B(z) = b(1)*z^-n + … + b(n+1)
A(z) = z^-n + … + a(n+1)

Converting to time domain:

b(1)*x(t) + b(2)*x(t-1) + … + b(n+1)*x(t-n) = a(1)y(t) + … + a(n+1)*y(t-n)

Then ‘solving’ for y(t), given that a(1) is 1:

y(t) = b(1)*x(t) + b(2)*x(t-1) + … + b(n+1)*x(t-n) – a(2)*y(t-1) … – a(n+1)*y(t-n)

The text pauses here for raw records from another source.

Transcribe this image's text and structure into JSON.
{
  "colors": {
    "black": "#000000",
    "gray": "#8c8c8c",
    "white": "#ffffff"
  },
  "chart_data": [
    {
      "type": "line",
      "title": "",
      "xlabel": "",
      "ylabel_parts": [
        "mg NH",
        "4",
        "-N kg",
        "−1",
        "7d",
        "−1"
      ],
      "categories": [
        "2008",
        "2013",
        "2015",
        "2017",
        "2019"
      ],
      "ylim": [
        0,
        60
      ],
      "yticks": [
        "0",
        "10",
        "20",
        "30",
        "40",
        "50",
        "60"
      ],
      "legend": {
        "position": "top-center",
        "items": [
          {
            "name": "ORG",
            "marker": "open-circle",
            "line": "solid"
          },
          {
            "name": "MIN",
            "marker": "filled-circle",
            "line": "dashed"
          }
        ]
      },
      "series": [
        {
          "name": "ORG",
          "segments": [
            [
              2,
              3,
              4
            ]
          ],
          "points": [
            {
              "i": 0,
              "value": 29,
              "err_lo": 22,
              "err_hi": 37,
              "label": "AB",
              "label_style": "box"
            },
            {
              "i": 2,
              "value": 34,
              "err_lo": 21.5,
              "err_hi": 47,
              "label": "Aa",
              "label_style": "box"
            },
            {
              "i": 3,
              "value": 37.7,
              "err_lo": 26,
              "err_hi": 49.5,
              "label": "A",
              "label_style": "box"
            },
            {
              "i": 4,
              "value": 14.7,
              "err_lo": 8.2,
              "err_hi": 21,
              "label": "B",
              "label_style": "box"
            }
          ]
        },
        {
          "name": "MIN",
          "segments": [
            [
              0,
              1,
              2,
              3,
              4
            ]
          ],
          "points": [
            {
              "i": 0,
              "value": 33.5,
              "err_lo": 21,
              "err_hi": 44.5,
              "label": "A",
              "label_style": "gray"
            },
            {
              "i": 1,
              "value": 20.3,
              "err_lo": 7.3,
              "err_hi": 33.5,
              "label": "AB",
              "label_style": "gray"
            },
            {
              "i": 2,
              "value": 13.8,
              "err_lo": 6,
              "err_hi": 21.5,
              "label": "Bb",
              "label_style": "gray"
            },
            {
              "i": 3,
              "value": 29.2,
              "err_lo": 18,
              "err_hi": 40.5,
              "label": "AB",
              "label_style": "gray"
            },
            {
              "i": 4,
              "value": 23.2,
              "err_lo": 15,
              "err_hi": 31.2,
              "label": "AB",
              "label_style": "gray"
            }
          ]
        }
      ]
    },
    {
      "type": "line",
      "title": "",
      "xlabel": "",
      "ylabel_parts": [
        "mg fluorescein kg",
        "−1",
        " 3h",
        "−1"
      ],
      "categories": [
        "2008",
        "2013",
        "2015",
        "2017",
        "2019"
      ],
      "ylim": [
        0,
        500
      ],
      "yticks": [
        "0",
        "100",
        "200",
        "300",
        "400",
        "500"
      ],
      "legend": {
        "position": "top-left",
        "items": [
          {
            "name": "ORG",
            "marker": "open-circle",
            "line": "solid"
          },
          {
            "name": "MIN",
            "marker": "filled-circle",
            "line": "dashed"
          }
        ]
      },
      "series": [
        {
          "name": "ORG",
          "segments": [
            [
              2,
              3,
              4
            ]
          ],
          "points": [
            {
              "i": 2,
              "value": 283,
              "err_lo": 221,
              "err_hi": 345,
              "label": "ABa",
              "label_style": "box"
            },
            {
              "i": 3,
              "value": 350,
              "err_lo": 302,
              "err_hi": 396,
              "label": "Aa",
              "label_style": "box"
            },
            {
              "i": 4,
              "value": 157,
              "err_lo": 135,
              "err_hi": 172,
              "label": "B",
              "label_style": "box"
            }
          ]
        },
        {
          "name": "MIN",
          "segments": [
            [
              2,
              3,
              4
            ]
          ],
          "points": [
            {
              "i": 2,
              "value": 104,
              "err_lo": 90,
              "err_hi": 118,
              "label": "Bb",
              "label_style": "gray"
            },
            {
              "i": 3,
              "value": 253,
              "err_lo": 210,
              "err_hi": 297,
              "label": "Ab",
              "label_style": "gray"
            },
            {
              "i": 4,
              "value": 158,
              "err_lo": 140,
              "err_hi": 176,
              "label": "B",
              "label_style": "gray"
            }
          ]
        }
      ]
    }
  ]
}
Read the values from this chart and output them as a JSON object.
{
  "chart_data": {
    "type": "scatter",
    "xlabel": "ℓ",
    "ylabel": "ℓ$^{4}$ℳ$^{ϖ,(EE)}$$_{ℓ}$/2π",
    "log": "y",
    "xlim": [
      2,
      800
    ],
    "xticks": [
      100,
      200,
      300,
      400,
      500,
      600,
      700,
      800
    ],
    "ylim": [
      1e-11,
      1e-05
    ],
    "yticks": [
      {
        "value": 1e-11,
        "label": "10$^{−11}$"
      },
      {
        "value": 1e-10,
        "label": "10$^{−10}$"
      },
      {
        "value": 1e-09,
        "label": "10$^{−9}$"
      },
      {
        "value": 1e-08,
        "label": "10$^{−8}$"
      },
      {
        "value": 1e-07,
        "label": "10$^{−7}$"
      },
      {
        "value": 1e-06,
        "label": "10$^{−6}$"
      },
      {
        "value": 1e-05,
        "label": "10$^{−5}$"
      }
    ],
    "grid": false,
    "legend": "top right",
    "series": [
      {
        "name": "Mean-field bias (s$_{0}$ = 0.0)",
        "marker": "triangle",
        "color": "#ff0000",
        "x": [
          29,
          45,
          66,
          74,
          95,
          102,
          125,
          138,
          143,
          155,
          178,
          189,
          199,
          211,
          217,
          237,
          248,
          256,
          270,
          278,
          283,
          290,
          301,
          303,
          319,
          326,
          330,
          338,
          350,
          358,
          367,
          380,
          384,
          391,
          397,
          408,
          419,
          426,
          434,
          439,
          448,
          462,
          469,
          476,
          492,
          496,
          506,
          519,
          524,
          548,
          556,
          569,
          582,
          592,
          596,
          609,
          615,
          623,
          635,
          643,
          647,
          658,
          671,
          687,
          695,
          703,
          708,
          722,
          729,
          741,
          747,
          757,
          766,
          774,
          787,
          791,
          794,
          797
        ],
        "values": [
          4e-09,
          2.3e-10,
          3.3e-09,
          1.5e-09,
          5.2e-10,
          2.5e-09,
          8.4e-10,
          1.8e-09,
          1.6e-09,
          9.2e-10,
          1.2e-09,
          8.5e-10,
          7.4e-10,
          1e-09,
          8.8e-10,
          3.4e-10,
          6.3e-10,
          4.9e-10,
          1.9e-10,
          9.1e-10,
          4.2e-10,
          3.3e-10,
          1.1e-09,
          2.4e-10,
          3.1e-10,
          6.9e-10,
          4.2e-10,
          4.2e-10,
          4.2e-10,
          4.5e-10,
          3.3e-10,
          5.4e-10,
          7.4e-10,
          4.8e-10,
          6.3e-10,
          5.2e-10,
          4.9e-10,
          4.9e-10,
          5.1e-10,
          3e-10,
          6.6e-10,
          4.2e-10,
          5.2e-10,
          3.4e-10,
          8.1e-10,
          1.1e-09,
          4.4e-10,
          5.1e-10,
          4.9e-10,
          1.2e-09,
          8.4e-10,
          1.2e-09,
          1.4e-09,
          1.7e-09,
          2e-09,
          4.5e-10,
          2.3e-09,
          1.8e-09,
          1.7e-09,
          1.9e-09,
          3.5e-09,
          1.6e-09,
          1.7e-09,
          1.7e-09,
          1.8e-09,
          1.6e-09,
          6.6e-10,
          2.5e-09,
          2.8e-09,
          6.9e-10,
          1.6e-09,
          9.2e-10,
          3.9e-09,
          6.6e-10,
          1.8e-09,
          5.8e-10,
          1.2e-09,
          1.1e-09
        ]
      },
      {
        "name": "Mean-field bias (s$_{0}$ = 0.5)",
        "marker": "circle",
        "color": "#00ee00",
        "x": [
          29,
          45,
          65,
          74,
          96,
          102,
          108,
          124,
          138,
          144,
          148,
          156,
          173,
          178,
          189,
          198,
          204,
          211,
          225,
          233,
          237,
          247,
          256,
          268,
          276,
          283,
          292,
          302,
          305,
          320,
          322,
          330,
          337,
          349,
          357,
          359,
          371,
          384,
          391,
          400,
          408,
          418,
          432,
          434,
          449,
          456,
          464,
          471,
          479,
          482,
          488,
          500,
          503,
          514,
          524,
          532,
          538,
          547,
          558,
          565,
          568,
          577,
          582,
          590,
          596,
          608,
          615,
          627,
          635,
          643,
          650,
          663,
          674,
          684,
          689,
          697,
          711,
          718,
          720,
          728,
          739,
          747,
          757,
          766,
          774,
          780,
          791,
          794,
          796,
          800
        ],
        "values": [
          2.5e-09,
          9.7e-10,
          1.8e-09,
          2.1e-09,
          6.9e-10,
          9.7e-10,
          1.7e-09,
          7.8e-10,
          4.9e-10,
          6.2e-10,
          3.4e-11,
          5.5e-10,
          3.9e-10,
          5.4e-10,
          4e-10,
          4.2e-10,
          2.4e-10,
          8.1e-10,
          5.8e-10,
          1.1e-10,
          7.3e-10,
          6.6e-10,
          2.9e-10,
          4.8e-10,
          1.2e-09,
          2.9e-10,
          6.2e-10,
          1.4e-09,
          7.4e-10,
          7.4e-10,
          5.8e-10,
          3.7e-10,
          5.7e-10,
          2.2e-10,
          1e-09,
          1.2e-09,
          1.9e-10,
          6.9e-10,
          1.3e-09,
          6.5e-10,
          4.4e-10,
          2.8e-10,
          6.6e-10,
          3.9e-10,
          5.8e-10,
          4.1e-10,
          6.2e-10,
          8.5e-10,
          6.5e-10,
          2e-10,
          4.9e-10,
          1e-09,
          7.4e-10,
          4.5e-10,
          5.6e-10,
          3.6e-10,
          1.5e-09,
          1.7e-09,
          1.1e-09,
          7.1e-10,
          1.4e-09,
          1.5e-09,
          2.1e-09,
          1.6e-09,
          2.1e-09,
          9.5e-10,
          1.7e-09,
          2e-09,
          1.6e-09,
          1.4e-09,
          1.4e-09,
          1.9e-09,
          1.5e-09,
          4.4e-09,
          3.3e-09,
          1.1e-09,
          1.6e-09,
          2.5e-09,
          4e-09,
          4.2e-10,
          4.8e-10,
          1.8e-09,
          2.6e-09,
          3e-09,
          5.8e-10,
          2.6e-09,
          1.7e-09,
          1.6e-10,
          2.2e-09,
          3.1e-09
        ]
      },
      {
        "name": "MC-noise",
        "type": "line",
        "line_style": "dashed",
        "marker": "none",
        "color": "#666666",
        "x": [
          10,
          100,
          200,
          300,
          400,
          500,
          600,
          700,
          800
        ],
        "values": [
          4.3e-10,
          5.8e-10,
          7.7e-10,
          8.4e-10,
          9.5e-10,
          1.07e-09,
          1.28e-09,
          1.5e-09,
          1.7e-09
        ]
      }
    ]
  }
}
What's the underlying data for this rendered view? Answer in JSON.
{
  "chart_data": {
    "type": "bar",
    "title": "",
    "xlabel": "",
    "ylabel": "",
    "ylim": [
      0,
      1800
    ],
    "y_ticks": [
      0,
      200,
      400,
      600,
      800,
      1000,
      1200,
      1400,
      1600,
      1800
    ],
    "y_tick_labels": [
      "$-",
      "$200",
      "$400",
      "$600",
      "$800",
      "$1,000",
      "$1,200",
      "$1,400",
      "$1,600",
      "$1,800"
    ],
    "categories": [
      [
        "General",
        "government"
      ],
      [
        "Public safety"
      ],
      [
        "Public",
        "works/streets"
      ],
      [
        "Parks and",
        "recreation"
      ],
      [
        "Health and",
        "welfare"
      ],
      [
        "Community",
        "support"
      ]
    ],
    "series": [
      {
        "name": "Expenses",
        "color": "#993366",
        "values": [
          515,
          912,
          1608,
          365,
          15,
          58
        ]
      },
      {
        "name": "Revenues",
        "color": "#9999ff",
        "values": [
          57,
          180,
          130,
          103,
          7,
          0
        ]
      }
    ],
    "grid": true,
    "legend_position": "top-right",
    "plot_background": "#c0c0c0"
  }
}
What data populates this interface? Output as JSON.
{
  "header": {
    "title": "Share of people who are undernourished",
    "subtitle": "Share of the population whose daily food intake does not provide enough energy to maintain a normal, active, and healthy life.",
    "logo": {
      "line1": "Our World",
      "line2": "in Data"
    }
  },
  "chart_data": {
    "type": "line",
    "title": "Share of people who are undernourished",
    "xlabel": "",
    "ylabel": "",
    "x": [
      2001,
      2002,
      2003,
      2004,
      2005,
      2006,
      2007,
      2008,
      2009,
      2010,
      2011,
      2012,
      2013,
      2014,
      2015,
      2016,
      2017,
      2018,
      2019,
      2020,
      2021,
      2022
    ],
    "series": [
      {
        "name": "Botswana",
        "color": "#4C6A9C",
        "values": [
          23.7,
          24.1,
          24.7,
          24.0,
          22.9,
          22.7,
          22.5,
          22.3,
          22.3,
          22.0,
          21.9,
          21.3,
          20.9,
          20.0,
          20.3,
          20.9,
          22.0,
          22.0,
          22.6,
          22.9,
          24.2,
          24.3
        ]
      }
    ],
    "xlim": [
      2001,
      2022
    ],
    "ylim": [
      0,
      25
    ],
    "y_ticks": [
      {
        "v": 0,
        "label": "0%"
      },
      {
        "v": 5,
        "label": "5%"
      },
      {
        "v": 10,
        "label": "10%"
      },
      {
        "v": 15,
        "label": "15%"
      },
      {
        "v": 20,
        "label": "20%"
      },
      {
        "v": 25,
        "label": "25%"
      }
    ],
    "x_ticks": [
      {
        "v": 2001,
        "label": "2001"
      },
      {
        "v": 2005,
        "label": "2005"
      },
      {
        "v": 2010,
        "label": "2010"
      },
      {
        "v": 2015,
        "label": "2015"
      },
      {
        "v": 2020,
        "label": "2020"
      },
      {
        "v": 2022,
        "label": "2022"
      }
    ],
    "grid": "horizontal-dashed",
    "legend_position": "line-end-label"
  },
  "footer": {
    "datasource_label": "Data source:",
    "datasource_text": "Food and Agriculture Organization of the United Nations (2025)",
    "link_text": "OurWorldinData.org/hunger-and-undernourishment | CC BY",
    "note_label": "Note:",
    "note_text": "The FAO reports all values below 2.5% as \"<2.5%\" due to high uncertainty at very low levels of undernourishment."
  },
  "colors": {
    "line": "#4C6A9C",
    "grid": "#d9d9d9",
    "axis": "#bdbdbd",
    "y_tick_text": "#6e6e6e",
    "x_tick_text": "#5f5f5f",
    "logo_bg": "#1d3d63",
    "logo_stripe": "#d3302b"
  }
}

where n = 7. So, say you have to arrays in which you store the last 6 values of the input x and the filter output y:

/* Warning Warning Warning: 
   This has not been tested,
   for illustration purposes only */
double filter_data(double x)
{
  static double x_prev[6] = {0};
  static double y_prev[6] = {0};
  /* x is newest input value */
  double y;  /* output to be calculated */
  int ii;

  /* let's just keep it really simple for now, you can get more sophisticated later */
  y = 0.2557*x[0] + -0.5115*x_prev[0] + -0.2557*x_prev[1] + 1.0230*x_prev[2] + 
      -0.2557*x_prev[3] + -0.5115*x_prev[4] + 0.2557*x_prev[5] - -4.0196*y_prev[0] - 
      6.1894*y_prev[1] - -4.4532*y_prev[2] - 1.4208*y_prev[3] - -0.1418*y_prev[4] - 
      0.0044*y_prev[5];

  /* really really wasteful, but simple shift of previous values */
  for(ii=5;ii>0;ii--)
  {
    y_prev[ii] = y_prev[ii-1]
    x_prev[ii] = x_prev[ii-1]
  }
  y_prev[0] = y;
  x_prev[0] = x;
  return y;
}

It’s not great, but I think that ought to get you going. Let me know if something isn’t clear!